In order to see and keep track of what they have, Paulos is now using an online system developed by Ashcroft Chief Financial Officer Yogi Bhalla, which maps the museum and its artefacts. Each item is being entered in the system with its catalogue number and classification, along with a description including what it is, when it was donated, and by whom, and where it is located within the museum.

While the system will be helpful for the public, Paulos says it’s more for the benefit of museum staff. “It helps us find things, and will be good for summer students or for someone new coming in. It keeps track of where everything in the collection is, so if someone says ‘I’m going to do a new display’ we can see that something is in the basement and something else is upstairs.

“We still have the paperwork, but the new system is nice to have.”

The museum is in the process of hiring a summer student, and Paulos hopes to get someone with good computer and social media skills to continue with the videos that she and former summer student Breana Paulos started doing last year during the pandemic.

“It would be nice to continue with the online stuff. Most of the videos we did last year were about different places like houses, but it would be fun to research a certain artefact and tell the story behind that. The videos were really popular, and some got viewed several hundred times.”

Paulos says that another thing she’d like to do this year is get feedback from the local Indigenous community about displays and get some collaboration.

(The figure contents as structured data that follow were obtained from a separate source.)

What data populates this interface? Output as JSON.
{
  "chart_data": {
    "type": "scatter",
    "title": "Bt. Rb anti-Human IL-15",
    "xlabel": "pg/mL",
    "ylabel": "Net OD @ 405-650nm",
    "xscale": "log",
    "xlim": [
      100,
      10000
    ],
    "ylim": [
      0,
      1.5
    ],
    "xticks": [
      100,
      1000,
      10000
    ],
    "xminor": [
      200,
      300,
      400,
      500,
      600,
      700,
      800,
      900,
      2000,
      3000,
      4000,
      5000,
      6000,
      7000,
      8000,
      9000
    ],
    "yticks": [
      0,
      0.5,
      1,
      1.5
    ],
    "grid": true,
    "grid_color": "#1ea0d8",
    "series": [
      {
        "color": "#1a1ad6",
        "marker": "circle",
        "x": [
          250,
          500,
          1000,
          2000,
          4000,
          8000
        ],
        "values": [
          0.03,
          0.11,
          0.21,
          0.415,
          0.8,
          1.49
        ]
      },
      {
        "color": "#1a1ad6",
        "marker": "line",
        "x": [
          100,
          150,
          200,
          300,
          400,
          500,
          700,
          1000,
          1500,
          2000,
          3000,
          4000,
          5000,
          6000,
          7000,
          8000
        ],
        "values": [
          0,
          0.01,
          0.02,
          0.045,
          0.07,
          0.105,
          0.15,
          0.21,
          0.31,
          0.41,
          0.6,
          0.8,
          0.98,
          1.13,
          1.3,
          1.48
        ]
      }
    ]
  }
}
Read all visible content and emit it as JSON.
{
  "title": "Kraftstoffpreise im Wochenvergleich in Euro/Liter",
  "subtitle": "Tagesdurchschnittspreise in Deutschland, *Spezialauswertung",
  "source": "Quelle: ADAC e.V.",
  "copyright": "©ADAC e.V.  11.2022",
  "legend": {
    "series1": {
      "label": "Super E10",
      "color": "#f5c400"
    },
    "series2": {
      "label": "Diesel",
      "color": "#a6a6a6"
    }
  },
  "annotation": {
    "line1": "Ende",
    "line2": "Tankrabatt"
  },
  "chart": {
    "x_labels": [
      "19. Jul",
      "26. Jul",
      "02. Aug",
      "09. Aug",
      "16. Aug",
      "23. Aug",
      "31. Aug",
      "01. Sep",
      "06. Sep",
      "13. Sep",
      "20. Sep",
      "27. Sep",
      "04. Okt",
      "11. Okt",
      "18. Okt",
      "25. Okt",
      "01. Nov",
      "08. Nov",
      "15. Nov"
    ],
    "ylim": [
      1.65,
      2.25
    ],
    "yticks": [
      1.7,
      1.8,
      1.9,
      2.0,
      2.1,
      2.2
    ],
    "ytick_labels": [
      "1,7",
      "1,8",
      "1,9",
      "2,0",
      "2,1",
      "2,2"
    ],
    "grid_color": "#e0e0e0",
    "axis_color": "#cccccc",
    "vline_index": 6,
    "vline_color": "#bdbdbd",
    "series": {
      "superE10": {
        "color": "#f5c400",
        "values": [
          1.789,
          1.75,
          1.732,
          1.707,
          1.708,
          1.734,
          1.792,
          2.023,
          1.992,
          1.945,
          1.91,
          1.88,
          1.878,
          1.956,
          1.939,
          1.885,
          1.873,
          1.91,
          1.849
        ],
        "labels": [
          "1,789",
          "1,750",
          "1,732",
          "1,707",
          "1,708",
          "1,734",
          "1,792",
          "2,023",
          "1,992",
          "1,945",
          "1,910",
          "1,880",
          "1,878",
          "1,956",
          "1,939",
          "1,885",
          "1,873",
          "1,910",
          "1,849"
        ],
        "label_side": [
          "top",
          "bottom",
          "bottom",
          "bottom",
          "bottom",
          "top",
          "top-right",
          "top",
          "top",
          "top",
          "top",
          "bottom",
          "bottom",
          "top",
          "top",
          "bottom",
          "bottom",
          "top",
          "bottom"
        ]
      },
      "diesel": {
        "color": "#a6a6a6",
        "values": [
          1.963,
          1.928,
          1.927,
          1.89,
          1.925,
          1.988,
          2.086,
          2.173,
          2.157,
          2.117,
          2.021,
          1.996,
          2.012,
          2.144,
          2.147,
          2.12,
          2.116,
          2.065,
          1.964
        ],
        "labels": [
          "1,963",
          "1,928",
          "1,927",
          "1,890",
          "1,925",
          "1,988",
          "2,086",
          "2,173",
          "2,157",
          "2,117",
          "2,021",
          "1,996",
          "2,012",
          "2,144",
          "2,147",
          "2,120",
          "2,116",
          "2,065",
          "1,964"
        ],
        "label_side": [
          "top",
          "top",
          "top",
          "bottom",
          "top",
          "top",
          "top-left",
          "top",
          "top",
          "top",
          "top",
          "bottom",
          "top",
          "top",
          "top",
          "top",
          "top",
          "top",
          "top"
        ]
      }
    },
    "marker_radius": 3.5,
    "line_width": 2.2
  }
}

“I’d like to find out what’s important to them, and use some Indigenous language a bit more throughout the museum, add Indigenous wording to different things.”

She notes that the pandemic makes it hard to plan things for this year.

“We’ll just carry on with whatever we can do online, and we might do a few little things like [last year’s] Project of Heart. We also went to the park and painted, so we can do a few things like that to get people outside. We’ll see what wonderful ideas the summer student might have.”